HANNIBAL (WGEM) — Tri-State students got a look at how their actions impact water treatment costs for communities along the Mississippi on Friday
The Hannibal Board of Public Works helped Hannibal High School science students measure the water quality of the Bear Creek watershed area.
“We have a bottle or a cylinder that’s clear and we picked up the water and then we looked down into the water and we saw how visible the water was with a meter at the bottom,” freshman Noah Young said.
HBPW officials said while they’re learning about the science, they’re also learning about how to protect water quality in Hannibal.
“We just want everyone to make that connection between our everyday habits and how it can affect water quality,” stormwater coordinator Andrea Campbell said.
She said everything from basic littering to lawn treatments can have negative effects on water quality.

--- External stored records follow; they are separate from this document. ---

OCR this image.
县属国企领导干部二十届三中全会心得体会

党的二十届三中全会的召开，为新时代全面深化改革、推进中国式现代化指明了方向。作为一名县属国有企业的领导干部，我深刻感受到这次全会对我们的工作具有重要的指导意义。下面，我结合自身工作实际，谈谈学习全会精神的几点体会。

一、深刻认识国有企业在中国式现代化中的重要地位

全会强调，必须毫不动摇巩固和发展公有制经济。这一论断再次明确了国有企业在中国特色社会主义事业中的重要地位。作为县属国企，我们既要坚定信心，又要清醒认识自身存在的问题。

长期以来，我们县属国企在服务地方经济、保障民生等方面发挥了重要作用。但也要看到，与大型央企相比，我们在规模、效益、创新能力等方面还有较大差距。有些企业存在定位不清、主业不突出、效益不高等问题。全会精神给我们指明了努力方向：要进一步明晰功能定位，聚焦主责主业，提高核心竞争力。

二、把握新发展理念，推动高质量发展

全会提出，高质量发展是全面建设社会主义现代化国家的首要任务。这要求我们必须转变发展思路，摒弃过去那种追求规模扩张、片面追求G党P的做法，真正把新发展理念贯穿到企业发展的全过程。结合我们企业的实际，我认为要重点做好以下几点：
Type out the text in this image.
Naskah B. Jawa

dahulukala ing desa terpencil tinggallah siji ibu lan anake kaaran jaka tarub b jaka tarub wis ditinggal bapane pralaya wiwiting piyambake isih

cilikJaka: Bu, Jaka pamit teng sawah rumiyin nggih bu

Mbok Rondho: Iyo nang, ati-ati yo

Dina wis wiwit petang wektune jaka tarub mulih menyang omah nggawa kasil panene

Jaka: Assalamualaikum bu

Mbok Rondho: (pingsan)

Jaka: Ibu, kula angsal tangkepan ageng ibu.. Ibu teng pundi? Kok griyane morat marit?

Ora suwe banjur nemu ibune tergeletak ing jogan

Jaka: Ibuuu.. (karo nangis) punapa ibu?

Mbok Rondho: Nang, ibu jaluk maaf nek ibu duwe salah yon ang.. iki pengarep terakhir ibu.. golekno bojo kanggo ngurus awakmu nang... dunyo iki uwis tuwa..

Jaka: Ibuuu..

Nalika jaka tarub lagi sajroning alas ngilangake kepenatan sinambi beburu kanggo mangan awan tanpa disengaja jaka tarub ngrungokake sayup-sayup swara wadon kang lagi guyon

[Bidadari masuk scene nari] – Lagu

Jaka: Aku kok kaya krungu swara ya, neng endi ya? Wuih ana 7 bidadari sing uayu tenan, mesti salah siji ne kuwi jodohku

“Even vehicles that aren’t maintained,” she said. “Even though we don’t see that on the street, whenever it rains, the water will pick up those pollutants and carry it through the watershed,” Campbell said.
She said it’s important because water treatment can be costly.
She said that’s why the Board of Public Works tries to educate people like Hannibal High School freshman Katelynn Minor on how they can influence water quality.
“I didn’t realize that some of the things like that big of a difference in the water quality,” Minor said. “I didn’t think salt that you put on roads when it snows would affect the watershed.”
HBPW officials said the water quality looked good in Friday’s tests.
They said they test the water along Bear Creek several times a year to get an idea on what pollutants are added to the Mississippi River.